Live album by Il Volo with Plácido Domingo
- Released: September 30, 2016
- Recorded: July 1st, 2016
- Venue: Piazza Santa Croce, Florence
- Genre: pop-opera; opera;
- Length: 67:19
- Language: Italian, English, Spanish
- Label: Sony Masterworks
- Producer: Michele Torpedine

Il Volo chronology
| Grande Amore (2015) | Notte Magica - A Tribute to the Three Tenors (2016) | Ámame (2018) |

= Notte Magica - A Tribute to the Three Tenors =

 Notte Magica - A Tribute to the Three Tenors is the fourth live album by Italian operatic pop trio Il Volo, with the participation of Plácido Domingo as a performer and conductor. The recording was released worldwide on September 30, 2016 by Sony Masterworks.
It peaked at number 1 on the Billboard Top Classical Albums and it was certified platinum in Italy by the Federazione Industria Musicale Italiana.

==Recording==
The album was recorded on July 1, 2016 at the Il Volo concert in Piazza Santa Croce in Florence with the orchestra of the Teatro Massimo di Palermo. It pays tribute to The Three Tenors on the occasion of the twenty-sixth anniversary of their iconic first concert held on the eve of the Italia '90 World Cup and features a selection of the repertoire performed by Domingo, Pavarotti and Carreras during their tournées, including popular Neapolitan songs, Italian and international classics, themes from musicals and classical opera arias.
Plácido Domingo himself took part in the concert, conducting the orchestra in eight pieces, with Maestro Marcello Rota alternating as conductor, and joining the trio to sing "Non ti scordar di me". The project was also supported by the Luciano Pavarotti Foundation.

==Promotion ==
Il Volo began to promote the album in September 2016, performing "Nessun Dorma" on NBC's America's Got Talent Season 11 finale, joined on stage by AGT contestants Laura Bretan, Sofie Dossi and Viktor Kee.

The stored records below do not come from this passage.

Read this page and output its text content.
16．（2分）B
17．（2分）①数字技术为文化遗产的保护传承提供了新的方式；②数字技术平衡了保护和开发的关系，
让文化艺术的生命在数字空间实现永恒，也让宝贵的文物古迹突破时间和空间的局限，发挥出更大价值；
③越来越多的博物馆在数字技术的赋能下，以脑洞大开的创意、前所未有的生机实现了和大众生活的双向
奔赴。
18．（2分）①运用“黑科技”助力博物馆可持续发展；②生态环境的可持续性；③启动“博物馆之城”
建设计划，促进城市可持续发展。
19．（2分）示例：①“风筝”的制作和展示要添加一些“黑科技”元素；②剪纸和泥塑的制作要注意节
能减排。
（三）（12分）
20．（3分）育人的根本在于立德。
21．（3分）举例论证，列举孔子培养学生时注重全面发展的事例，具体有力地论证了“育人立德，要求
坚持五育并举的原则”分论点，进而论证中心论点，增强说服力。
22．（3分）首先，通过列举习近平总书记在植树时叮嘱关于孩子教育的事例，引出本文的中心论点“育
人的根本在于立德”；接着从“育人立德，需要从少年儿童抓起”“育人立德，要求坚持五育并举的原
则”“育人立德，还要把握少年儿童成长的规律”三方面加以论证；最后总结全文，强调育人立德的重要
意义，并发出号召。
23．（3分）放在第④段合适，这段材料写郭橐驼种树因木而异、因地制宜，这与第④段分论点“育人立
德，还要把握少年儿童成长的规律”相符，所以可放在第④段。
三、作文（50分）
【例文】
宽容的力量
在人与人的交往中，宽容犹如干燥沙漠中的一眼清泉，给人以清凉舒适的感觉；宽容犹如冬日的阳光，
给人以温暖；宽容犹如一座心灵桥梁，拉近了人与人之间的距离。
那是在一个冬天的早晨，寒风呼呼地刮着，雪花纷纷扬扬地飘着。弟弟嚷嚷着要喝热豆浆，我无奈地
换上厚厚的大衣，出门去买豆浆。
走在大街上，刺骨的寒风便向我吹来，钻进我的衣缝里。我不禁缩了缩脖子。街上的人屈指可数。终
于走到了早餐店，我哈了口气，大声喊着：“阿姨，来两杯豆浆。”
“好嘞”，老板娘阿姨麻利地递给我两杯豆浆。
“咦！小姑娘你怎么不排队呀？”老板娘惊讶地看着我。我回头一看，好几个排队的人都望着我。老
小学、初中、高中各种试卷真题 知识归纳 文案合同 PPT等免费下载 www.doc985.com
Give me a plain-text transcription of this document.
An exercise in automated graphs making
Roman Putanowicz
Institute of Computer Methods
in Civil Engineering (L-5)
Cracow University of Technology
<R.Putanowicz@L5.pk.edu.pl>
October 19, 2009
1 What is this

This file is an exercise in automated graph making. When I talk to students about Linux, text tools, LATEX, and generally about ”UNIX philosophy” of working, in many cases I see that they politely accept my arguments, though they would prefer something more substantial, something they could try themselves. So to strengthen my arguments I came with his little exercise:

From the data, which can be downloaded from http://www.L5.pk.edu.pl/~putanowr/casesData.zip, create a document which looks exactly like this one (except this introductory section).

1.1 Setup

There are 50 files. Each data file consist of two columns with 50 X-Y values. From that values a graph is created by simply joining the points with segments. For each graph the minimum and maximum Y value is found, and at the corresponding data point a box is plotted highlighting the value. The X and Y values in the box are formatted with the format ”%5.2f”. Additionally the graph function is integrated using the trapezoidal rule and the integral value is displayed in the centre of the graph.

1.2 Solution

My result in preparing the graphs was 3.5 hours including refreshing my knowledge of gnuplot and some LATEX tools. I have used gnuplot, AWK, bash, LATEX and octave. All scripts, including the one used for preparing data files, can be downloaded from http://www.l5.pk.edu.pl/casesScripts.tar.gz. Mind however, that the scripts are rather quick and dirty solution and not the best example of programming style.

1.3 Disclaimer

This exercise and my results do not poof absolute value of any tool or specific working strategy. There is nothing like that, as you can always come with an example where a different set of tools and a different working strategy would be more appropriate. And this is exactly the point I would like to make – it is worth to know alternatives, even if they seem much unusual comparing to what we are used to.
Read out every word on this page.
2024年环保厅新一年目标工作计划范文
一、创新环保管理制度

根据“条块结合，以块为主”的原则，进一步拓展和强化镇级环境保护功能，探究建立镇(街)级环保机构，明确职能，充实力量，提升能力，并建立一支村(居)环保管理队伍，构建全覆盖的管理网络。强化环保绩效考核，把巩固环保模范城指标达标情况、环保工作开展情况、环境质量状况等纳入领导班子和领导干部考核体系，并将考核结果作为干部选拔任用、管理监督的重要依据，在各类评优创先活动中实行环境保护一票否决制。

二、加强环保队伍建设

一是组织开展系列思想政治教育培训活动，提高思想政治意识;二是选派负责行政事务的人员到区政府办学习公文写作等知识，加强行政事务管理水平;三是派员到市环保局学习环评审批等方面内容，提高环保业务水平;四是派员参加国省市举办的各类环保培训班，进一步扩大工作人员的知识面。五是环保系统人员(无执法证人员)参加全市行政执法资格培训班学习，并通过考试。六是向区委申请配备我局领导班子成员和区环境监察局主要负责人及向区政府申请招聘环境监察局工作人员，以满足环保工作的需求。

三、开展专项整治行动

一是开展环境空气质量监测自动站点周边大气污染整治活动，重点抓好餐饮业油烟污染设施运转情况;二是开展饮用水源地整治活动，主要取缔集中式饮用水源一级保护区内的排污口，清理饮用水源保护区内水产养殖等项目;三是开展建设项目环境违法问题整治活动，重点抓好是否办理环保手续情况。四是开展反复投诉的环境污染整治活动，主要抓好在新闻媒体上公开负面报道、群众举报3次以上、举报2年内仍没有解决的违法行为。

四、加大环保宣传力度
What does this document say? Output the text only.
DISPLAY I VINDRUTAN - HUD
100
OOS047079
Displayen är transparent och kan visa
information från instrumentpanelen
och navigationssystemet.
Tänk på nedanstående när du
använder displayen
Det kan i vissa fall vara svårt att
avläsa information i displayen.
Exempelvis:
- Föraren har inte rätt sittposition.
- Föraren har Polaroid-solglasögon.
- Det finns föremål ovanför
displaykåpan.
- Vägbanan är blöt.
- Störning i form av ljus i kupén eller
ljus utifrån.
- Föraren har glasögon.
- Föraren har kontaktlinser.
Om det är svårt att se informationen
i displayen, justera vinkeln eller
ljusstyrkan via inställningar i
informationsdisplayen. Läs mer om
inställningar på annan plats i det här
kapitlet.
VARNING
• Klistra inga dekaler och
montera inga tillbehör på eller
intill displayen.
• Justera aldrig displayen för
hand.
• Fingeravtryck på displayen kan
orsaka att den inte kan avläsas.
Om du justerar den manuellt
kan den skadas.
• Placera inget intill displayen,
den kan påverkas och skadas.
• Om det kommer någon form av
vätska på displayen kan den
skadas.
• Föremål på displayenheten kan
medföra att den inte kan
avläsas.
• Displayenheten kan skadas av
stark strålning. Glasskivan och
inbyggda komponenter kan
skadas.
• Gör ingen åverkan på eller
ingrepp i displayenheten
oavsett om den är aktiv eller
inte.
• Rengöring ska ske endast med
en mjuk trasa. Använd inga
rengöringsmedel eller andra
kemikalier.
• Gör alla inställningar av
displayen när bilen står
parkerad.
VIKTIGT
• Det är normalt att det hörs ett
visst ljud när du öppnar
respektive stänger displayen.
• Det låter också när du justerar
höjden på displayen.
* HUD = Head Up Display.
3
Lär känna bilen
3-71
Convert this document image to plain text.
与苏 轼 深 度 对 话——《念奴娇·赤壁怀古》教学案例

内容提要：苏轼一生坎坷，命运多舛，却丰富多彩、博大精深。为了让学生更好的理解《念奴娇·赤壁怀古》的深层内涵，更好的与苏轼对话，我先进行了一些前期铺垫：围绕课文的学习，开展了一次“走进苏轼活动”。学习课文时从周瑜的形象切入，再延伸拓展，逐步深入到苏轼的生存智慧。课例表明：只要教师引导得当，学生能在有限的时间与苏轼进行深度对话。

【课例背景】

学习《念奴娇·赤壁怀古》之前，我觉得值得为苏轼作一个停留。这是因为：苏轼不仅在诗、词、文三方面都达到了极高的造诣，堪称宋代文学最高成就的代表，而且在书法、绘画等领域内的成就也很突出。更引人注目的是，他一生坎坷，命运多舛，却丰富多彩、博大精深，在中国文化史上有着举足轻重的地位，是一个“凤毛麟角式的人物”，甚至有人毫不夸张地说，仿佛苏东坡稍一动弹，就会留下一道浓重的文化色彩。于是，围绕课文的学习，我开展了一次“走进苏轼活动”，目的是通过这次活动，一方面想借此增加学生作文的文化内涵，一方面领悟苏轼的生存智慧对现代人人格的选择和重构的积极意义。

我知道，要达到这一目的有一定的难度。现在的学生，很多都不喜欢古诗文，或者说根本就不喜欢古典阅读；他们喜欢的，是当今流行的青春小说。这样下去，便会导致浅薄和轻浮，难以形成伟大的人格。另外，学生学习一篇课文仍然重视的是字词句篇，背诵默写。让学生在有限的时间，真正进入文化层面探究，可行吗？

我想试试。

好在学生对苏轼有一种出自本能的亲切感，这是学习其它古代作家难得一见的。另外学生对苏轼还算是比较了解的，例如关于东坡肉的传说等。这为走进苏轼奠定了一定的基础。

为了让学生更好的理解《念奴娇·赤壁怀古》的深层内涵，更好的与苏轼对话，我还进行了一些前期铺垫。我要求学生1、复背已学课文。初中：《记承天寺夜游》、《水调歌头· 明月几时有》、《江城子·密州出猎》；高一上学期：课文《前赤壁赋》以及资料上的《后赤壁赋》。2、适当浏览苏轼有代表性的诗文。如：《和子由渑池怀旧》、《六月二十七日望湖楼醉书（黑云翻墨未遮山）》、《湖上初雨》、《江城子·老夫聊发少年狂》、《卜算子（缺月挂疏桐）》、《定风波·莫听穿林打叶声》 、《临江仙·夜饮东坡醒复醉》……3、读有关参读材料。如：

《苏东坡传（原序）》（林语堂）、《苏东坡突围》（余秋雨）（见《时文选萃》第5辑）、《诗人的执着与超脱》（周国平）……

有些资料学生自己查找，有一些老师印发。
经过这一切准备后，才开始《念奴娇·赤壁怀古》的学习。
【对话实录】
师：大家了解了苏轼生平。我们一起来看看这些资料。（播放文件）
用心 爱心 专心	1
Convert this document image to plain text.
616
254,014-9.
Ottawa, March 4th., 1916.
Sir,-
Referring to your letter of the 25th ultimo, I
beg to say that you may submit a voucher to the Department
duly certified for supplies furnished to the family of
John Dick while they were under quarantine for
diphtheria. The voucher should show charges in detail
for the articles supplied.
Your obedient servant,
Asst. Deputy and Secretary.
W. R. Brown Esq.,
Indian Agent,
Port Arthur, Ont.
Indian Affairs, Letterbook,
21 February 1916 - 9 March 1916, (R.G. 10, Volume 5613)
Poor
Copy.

Shortly before the release of the album, the audio version of "My Way" exclusively premiered on Billboard magazine's official website on September 14, 2016 and the audio version of "Maria" on broadwayworld.com on September 22, 2016. On September 28, 2016 People magazine's website shared an exclusive first look at "Granada" video.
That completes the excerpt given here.